‘I feel like I have lost him already’ and ‘whenever I hear the phone ring, I fear this is THE call’ are common words I hear from people whose loved one is dying. ‘All my friends have gone and now I am the last one left’ and ‘I just don’t know how long I can keep going like this’ are what I hear from the dying. Both the dying persons and their loved ones are experiencing a unique grief process called anticipatory grief.
Anticipatory grief can begin at the time of diagnosis, treatment failures, sudden terminal illness or life-threatening injuries from an accident through the time of death. This space of time can be confusing, agonizing, tiring and at times can be beautiful and fulfilling.
Both the dying person and the loved one may be searching for reasons, some answers as to the ‘why’, ‘how’ and ‘when’ questions. Our brains are naturally inclined to understand a circumstance so that it can respond — Do I flee? Do I fight?
What to do with Confusion:
- – Seek out the answers to your questions, tapping into qualified professionals with experience who can help you.
- – When the answers are not enough and the reality is ‘death is coming’ seek support from good friends, faith leaders and counselors who can walk with you.
- – Can you live with unanswered questions? How can you live with them? Holding both the known and the unknown in your heart and in your mind.
This time is often agonizing, filled with physical pain due to testing, surgeries, rehabilitation, where to live, how to “care give” and manage all other family/job responsibilities. Besides the physical agony of dying, there is the emotional, cognitive, and spiritual components of the process happening all at the same time. One flows through all these things throughout a day’s time.
What to do with Agonizing:
- – Make a checklist to help manage pain medications, therapy appointments, hospice visits
- – Make Self-Care a priority on your checklist: whatever it is that helps restore you, find time to do it.
- – Find respite care: this may be a friend to come over and attend to your loved one while you take a walk or take a nap.
- – Find a time each day to allow yourself time to feel. This could be a time to yell, cry or talk to others.
Beautiful & Fulfilling
This anticipatory grief time can be a time of beauty and can lead to many fulfilling moments. It can be considered a gift to have time to be able to receive and give some Final Gifts. Gifts can include, the time to stop and hold your loved one or the time to record their voice or to express to them your thoughts and feelings.

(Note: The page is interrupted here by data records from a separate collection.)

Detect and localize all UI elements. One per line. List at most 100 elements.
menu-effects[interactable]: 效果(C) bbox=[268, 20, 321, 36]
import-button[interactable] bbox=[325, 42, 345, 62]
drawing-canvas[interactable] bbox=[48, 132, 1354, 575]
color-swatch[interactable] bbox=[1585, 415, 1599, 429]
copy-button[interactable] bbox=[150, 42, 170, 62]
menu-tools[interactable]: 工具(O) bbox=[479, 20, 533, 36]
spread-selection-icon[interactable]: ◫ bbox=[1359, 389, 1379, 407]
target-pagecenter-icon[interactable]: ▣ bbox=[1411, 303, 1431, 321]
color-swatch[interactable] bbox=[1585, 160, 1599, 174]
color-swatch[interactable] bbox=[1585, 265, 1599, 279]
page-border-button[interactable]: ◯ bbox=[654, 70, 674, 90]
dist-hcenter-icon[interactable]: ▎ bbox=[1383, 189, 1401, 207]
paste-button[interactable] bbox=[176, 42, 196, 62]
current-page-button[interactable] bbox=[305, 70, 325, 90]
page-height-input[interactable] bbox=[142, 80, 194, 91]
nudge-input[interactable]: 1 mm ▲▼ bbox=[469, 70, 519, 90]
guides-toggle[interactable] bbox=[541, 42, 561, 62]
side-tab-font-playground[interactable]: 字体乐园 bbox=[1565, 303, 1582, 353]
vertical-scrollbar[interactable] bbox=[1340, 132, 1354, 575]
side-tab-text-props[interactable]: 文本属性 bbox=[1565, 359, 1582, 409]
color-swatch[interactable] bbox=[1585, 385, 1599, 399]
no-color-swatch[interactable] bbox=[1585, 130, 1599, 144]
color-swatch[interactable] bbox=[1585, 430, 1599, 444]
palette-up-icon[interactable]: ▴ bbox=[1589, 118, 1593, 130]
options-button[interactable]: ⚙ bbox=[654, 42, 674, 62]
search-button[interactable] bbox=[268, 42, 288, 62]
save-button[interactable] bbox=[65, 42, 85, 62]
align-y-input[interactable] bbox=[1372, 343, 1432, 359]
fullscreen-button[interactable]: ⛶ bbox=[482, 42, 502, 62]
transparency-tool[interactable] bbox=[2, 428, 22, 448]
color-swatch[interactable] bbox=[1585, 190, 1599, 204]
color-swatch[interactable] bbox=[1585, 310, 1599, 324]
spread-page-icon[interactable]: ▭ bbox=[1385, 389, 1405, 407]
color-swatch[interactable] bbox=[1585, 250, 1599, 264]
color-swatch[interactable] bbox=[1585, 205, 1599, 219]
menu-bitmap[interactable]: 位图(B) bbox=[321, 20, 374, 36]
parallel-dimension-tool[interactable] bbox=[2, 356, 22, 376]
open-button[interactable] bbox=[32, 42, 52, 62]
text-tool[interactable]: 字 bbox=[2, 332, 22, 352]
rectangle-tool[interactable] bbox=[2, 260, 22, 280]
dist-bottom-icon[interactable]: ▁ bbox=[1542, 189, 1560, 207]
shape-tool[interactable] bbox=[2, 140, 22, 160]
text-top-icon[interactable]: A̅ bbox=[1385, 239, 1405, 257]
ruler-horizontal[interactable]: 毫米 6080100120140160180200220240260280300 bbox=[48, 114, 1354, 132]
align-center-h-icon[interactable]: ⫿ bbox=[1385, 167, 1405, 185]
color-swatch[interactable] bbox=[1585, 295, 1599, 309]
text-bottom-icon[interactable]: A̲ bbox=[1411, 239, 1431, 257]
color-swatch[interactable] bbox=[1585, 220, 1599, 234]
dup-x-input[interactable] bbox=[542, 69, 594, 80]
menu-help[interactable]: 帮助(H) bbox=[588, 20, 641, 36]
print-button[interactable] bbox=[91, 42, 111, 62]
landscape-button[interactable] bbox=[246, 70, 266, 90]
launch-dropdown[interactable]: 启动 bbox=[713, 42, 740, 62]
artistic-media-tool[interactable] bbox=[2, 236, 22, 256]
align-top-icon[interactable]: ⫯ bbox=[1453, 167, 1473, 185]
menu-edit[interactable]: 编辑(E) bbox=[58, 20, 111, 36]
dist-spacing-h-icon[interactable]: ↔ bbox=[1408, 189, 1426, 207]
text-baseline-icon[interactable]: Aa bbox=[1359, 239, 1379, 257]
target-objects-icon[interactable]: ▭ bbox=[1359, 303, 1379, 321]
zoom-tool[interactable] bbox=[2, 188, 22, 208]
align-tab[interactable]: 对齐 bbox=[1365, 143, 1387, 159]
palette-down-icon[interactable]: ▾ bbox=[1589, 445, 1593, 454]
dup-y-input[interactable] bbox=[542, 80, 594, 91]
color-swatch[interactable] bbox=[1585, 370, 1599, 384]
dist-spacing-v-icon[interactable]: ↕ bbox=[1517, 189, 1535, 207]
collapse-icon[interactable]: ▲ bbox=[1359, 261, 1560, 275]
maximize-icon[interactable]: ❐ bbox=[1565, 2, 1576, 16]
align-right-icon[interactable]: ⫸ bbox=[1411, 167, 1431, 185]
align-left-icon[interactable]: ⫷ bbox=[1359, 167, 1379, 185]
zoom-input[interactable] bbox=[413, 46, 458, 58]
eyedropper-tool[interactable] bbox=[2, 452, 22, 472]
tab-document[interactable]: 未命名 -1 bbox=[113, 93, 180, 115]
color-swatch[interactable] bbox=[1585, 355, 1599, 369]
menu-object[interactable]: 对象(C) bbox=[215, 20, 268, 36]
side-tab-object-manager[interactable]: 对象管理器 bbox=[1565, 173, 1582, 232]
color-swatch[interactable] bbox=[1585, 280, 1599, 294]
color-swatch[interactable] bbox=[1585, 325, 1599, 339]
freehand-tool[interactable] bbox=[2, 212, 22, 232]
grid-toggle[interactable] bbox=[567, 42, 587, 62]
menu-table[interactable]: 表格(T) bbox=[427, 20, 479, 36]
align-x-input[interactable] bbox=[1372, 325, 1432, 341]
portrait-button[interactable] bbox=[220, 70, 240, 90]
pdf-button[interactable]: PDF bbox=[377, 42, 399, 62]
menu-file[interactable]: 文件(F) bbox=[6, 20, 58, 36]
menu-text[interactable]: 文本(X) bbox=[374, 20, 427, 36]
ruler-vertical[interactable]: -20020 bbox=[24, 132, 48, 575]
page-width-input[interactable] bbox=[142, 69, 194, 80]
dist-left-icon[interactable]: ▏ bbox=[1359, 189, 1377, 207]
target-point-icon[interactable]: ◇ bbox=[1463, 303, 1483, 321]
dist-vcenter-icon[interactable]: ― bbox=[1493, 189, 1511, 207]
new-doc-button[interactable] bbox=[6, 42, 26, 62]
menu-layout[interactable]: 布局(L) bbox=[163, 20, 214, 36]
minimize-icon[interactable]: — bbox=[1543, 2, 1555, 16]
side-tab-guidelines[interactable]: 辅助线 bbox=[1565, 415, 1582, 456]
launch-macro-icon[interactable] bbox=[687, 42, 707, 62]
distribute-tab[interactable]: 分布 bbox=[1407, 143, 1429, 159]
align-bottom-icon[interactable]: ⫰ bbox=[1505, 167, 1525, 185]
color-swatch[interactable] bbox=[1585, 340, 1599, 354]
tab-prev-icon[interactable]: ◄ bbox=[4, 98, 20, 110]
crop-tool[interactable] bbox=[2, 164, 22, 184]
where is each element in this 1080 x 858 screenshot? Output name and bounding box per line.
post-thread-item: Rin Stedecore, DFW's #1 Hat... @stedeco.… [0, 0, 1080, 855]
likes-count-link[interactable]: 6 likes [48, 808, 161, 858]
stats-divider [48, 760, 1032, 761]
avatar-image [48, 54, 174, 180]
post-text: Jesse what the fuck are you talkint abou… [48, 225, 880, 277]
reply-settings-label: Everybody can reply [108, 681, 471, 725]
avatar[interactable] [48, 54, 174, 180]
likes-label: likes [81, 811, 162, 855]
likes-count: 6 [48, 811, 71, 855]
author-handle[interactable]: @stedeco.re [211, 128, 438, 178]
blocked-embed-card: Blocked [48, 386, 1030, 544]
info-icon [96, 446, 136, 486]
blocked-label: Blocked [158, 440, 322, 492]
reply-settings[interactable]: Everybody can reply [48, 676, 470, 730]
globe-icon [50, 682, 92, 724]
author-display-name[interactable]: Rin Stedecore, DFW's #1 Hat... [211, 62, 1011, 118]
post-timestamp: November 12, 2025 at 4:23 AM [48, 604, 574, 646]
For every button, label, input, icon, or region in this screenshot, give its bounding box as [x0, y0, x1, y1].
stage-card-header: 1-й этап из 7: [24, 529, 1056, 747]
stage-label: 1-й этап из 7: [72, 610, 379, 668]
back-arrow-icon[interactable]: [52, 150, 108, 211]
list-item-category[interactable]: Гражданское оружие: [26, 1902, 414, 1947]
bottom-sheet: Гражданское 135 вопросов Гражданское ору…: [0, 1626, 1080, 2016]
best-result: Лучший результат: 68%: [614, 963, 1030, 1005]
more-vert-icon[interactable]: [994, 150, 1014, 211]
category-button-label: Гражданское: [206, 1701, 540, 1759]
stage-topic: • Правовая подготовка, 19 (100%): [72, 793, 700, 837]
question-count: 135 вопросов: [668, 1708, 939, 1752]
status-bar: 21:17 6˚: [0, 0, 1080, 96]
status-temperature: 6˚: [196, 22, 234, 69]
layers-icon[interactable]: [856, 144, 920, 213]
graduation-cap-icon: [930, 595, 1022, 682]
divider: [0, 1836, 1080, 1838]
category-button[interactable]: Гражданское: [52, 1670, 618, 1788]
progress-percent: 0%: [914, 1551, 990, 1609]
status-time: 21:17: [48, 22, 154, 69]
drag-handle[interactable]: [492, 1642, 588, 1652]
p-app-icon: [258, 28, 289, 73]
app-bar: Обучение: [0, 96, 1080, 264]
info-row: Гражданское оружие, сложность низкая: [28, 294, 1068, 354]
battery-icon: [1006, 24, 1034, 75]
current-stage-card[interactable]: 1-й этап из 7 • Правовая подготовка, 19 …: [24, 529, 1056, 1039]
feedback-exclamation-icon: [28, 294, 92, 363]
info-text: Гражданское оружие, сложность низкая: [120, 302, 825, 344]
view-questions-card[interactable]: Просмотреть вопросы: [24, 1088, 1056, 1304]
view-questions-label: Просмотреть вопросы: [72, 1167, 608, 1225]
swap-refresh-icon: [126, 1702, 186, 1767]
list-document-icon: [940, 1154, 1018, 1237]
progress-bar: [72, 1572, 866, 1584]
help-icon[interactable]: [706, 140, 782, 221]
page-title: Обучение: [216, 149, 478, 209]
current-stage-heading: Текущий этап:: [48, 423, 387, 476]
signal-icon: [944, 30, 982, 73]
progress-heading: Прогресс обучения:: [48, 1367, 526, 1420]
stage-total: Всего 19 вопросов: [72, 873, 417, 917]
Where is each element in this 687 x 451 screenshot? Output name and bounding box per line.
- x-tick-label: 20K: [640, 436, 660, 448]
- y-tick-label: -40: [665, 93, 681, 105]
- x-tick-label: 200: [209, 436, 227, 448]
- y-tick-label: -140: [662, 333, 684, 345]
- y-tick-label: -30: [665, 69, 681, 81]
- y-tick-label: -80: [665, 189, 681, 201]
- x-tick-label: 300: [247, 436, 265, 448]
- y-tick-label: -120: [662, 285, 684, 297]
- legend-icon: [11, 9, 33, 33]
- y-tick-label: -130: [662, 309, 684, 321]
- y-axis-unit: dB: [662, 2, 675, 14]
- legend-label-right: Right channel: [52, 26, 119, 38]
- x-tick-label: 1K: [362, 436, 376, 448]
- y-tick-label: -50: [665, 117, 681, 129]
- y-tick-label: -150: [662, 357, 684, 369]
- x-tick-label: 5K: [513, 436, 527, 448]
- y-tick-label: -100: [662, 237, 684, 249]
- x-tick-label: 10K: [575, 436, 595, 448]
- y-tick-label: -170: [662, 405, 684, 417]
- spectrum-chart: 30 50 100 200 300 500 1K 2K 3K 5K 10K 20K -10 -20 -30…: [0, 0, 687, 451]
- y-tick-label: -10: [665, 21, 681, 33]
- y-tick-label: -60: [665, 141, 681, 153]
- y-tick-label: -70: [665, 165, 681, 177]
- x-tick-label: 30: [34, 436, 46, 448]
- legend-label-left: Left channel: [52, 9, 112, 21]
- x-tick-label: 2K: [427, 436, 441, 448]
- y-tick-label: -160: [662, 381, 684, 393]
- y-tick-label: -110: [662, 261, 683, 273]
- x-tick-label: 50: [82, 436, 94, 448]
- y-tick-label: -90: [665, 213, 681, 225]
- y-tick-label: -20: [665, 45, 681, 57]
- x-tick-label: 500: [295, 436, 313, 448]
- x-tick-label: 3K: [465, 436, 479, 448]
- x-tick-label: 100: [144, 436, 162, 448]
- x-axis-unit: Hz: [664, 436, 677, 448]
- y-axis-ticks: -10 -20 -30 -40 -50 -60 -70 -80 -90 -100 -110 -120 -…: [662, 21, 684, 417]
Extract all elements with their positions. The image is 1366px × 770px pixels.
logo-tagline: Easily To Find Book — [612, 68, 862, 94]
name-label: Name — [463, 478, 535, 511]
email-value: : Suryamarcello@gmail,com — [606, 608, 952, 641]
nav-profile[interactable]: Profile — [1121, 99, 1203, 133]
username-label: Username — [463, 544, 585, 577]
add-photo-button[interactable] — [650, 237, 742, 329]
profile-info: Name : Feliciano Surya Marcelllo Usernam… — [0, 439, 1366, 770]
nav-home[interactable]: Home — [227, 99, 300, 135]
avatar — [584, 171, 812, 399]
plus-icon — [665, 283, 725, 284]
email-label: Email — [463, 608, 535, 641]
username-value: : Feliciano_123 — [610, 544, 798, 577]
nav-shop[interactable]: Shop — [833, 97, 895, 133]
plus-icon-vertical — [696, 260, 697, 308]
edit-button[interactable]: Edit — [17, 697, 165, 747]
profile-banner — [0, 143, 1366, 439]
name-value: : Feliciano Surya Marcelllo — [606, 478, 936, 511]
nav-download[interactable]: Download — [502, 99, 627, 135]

What to do with Beautiful & Fulfilling:
- – Spend some moments looking at your life. What are some areas of joy that your loved one gave to you? Can you express it to your loved one? What are some areas of pain or regret? Can you express it to your loved one?
- – Document these moments: Video record what you can so that you can hear their voice later.
- – Take a step back and look at all you have endured. How have you grown? Where did you shine?
During this time of anticipatory grieving expect a host of emotions and thoughts. If you feel like you are in need of support, please seek out help from a professional social worker or counselor who has experience with end-of-life or palliative care. Most people I know say they wish they would have reached out for support sooner than when they did because ‘it just helps to not go it alone.’